Yahoo Ordered to Face Privacy Claims Over Scanned E-Mail

Yahoo! Inc. (YHOO) was ordered to face claims it illegally shared the content of e-mails in the latest ruling to hold Internet companies accountable for how they convert users’ personal data into advertising dollars.

Privacy lawsuits against Yahoo, Google Inc. (GOOGL) and LinkedIn Corp. (LNKD) are gaining more attention after a ruling by U.S. District Judge Lucy H. Koh in March that Google’s privacy policy was vague and possibly misleading about how it mined e-mails for information. The most popular search engine later changed its user terms.

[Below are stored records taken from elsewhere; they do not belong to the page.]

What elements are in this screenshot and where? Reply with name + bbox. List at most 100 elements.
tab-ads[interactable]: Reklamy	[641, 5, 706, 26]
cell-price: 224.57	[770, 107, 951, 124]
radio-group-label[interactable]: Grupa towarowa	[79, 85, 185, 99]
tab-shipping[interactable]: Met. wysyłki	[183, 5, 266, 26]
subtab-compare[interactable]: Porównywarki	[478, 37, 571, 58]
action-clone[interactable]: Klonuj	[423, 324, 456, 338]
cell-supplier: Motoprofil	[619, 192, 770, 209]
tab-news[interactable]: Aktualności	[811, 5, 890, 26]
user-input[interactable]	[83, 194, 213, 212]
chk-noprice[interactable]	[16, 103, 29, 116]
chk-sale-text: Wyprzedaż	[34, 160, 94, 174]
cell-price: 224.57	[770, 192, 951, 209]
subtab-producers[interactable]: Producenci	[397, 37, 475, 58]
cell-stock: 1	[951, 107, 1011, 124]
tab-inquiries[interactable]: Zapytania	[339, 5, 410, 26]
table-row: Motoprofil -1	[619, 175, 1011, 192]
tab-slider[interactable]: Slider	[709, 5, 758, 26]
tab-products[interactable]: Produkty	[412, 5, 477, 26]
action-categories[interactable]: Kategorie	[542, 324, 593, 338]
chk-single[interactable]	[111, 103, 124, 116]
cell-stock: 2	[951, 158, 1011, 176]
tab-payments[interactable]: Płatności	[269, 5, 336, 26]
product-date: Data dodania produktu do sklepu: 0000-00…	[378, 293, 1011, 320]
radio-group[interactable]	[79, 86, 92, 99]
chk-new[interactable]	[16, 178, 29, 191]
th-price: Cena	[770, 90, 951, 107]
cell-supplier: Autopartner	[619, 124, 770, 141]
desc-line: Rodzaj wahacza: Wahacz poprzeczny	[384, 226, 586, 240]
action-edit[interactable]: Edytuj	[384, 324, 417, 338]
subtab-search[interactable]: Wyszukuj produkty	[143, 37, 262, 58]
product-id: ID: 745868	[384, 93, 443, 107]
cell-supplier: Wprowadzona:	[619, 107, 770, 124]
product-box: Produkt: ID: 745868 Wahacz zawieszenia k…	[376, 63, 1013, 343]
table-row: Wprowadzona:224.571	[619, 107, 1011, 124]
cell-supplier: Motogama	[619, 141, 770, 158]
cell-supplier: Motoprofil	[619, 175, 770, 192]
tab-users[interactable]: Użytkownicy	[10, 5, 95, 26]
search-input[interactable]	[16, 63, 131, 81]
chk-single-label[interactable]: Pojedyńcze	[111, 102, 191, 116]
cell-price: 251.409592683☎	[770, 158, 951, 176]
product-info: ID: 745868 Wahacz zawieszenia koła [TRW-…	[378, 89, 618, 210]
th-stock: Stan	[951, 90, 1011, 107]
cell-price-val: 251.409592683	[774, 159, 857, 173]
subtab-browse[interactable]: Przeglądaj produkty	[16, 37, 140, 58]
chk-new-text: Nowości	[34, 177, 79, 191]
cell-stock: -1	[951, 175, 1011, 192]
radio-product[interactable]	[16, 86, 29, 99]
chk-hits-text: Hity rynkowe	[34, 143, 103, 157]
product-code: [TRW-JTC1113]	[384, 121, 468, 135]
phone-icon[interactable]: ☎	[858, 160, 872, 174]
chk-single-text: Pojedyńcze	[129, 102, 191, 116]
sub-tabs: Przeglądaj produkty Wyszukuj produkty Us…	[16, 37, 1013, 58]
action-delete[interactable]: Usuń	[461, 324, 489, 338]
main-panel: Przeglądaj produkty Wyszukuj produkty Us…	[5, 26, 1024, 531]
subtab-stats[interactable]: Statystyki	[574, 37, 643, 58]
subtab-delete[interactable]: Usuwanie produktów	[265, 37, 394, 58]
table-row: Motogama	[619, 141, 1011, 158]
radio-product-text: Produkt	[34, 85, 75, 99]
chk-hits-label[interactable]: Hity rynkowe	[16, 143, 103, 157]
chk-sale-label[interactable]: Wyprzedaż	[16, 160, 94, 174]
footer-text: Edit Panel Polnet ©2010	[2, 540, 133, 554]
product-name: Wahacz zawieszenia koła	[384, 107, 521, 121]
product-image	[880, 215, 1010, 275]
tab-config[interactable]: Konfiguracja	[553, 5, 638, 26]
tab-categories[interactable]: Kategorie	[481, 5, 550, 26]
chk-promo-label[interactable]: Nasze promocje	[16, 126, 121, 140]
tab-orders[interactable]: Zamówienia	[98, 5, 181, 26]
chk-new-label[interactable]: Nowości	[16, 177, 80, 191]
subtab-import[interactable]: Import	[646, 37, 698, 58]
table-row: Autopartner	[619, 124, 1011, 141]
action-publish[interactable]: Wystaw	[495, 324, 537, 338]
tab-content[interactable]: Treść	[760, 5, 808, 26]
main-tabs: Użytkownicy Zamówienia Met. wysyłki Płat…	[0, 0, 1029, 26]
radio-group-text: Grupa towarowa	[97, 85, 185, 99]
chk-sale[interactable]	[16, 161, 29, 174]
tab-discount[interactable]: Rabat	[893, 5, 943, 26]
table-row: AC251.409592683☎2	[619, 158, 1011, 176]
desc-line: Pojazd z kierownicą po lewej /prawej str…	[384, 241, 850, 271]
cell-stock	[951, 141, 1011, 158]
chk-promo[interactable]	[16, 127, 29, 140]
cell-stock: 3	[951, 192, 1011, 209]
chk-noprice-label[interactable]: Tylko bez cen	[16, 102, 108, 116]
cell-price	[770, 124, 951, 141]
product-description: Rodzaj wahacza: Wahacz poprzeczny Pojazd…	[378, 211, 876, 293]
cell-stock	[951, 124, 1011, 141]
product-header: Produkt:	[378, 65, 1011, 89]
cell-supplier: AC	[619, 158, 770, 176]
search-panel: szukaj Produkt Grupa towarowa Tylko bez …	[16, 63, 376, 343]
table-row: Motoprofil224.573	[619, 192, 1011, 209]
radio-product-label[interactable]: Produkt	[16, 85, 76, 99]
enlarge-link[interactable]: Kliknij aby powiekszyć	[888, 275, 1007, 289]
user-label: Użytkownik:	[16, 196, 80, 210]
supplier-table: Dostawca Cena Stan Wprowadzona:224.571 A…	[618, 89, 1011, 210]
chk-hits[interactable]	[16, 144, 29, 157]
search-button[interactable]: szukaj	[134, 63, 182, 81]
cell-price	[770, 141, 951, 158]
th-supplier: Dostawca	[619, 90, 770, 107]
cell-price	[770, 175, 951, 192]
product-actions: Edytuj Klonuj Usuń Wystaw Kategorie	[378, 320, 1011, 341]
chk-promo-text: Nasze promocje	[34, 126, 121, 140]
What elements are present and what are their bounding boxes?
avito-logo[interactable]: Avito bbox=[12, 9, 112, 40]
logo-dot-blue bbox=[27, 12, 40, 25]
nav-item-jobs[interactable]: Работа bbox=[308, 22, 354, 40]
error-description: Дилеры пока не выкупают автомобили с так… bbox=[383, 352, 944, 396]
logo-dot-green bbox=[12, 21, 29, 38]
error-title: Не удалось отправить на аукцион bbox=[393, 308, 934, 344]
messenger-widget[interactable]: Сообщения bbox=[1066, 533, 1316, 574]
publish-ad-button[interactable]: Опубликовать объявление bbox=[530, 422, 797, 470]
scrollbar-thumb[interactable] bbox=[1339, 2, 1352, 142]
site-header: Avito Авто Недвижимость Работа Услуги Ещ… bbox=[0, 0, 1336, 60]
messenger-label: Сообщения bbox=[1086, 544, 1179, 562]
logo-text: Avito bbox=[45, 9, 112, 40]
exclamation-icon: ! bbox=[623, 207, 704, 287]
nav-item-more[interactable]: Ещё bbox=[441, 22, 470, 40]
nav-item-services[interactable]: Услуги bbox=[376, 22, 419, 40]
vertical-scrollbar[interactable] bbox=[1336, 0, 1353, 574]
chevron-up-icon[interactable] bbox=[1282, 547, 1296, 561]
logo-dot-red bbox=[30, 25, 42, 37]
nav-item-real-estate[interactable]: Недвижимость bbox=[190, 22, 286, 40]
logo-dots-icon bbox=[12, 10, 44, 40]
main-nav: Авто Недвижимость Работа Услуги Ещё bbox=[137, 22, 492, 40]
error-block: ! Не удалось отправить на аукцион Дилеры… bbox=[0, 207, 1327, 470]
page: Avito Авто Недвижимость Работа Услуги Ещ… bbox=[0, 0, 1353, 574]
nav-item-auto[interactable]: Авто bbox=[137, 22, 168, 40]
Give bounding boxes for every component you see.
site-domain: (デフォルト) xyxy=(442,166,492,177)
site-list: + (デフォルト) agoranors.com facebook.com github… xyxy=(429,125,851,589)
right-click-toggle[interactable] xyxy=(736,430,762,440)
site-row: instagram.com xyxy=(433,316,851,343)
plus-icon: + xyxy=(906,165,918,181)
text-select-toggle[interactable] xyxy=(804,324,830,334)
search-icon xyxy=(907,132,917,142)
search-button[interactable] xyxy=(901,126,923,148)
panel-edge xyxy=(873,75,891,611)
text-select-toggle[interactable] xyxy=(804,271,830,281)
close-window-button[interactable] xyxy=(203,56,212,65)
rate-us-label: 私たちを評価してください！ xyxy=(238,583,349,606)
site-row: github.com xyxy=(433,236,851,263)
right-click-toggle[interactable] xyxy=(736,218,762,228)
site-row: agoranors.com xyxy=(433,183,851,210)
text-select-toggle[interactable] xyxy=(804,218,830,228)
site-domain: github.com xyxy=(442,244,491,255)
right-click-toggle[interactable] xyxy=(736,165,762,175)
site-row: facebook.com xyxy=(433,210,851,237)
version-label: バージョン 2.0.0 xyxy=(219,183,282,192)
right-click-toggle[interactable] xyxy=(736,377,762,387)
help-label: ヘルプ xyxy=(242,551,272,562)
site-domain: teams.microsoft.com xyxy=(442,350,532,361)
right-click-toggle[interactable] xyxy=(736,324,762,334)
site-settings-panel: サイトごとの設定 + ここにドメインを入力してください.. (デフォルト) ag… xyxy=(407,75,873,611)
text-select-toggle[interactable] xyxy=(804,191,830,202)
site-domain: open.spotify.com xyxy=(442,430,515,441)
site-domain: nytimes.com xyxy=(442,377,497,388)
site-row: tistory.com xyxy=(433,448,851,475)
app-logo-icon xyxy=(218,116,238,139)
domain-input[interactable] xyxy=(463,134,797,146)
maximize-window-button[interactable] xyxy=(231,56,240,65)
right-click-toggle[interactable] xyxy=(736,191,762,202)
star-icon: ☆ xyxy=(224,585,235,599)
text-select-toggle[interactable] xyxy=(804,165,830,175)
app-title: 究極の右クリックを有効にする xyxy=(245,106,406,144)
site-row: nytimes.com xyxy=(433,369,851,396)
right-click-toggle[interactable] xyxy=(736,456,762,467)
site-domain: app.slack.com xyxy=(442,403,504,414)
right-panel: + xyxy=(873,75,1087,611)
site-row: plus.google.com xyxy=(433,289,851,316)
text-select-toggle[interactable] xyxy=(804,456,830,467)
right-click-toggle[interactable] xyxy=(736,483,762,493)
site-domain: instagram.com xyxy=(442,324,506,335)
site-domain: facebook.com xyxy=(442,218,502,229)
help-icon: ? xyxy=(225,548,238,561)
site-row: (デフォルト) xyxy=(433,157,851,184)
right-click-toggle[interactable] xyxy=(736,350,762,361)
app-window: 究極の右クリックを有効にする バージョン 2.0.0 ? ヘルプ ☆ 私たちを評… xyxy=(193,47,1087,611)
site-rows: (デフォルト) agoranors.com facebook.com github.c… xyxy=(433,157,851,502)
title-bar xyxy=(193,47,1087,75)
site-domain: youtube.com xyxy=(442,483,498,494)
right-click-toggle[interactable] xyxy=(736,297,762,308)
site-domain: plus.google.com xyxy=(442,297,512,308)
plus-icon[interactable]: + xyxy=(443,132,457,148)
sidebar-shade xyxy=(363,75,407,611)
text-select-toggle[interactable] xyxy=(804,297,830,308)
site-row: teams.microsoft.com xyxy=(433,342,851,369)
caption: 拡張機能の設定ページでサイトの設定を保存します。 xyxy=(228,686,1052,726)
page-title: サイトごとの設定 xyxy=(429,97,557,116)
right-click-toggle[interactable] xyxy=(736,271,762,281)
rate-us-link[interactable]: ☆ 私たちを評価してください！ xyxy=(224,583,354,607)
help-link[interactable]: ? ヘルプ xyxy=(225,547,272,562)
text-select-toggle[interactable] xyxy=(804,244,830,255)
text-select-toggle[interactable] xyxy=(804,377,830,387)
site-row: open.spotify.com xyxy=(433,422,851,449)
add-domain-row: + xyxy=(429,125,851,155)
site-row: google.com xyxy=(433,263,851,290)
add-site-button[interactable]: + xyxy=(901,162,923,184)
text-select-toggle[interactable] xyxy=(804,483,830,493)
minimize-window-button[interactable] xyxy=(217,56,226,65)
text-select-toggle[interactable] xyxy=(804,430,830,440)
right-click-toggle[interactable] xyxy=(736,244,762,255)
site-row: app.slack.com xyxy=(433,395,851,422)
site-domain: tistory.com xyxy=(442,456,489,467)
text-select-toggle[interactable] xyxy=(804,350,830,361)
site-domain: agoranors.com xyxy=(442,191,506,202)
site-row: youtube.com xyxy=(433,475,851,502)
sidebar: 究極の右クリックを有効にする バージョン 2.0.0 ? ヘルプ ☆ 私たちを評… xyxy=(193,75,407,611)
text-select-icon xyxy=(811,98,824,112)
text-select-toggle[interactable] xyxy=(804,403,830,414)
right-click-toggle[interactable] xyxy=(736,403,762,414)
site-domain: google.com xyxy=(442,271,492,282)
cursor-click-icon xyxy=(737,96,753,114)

The cases are requiring Koh and her colleagues in San Jose, California, to reconcile wiretap laws written in the landline-phone era with users’ concerns about how companies use the troves of data generated when people send e-mails and surf online.

Koh yesterday allowed e-mail users to pursue Yahoo’s alleged violation of a California anti-wiretapping and anti-eavesdropping law that prohibits unauthorized interceptions of communications. The judge rejected Yahoo’s claims that the law can’t be applied because e-mails it received en-route to a recipient are in electronic storage rather than in transit. Concluding she couldn’t know that until the case is more developed and the two sides exchange information, Koh said the lawsuit could go forward on that allegation.

‘Important Message’

David Straite, a lawyer representing the users, said in an e-mail that part of the ruling “sends an important message, one that we’ve seen in other cases, that Silicon Valley must respect the California legislature’s decision to provide greater privacy protections than the federal government does.”

Sara Gorman, a spokeswoman for Sunnyvale, California-based Yahoo, declined to comment on the decision.

Koh granted Yahoo’s request to throw out an invasion of privacy claim under California’s constitution. She also dismissed a federal wiretap claim that the company’s terms of service don’t notify users that their e-mails with non-subscribers of Yahoo Mail will be intercepted, scanned and analyzed to create user profiles and for advertising purposes. The judge also set aside a claim that Yahoo failed to properly disclose it would collect and store the content of users’ e-mails for future use.

Koh permitted users to go forward with an allegation brought under a different provision in wiretap law that Yahoo illegally disclosed to third parties the content of e-mails between Yahoo Mail users and people with non-Yahoo addresses.

The judge is presiding over a group of lawsuits filed against Yahoo last year that seek class-action status.

The case is Holland v. Yahoo! Inc., 13-cv-04980, U.S. District Court, Northern District of California (San Jose).